Sitting did not make rounds shorter. Sometimes, it made them longer. But over time, our discharges became smoother, our follow-up plans more realistic. Patients seemed more engaged in shared decision-making. I felt less like a conveyor belt operator, and more like a Physician.
I began to incorporate this lesson into my practice. One evening, I evaluated a patient with diabetic ketoacidosis. The team rounded quickly, it was snowing, we wanted to get the medical students home. The patient could barely engage, offering one- to two-word answers. Yet, when I returned alone and sat at his bedside, unhurried, he gradually opened up. In that quiet conversation, he shared a profound fear and deep shame that his insulin noncompliance had ruined his life. I was reminded again that professionalism lies not only in clinical management but in creating the trust that allows patients to speak their truth.

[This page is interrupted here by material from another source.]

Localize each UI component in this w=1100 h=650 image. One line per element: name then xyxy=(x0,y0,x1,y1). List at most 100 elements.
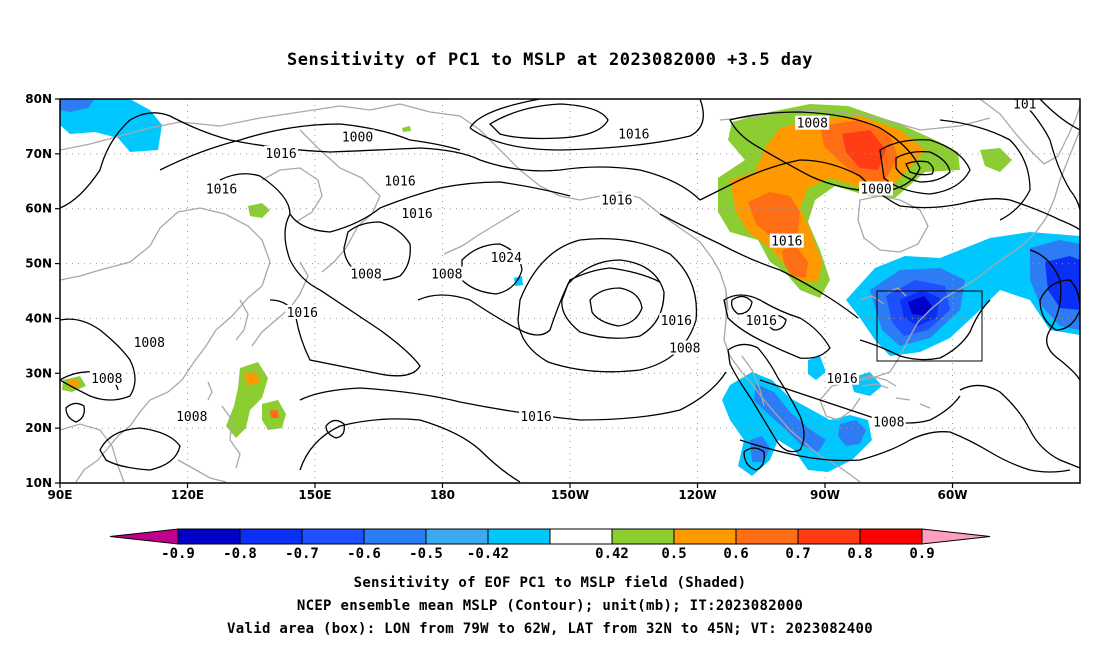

The stool became, for me, a symbol of professional identity. It reminded me that medicine is not only the efficient application of evidence, but a moral practice grounded in trust. Trust built in moments that are easily cut short; the extra question, the pause after a patient’s voice shakes. As a resident, I can’t control hospital policy or reimbursement structures. I can’t redesign the Health care system. But I can choose how I inhabit my role within it. I can choose to sit.
In carrying that small stool from room to room, Dr. N was not rejecting efficiency; he was redefining it. He showed me that true efficiency includes trust, that quality care cannot be measured solely in minutes saved, beds turned over. Now when I feel myself rushing, I picture that stool. I remind myself that sometimes the most professional thing I can do is to slow down, and sit.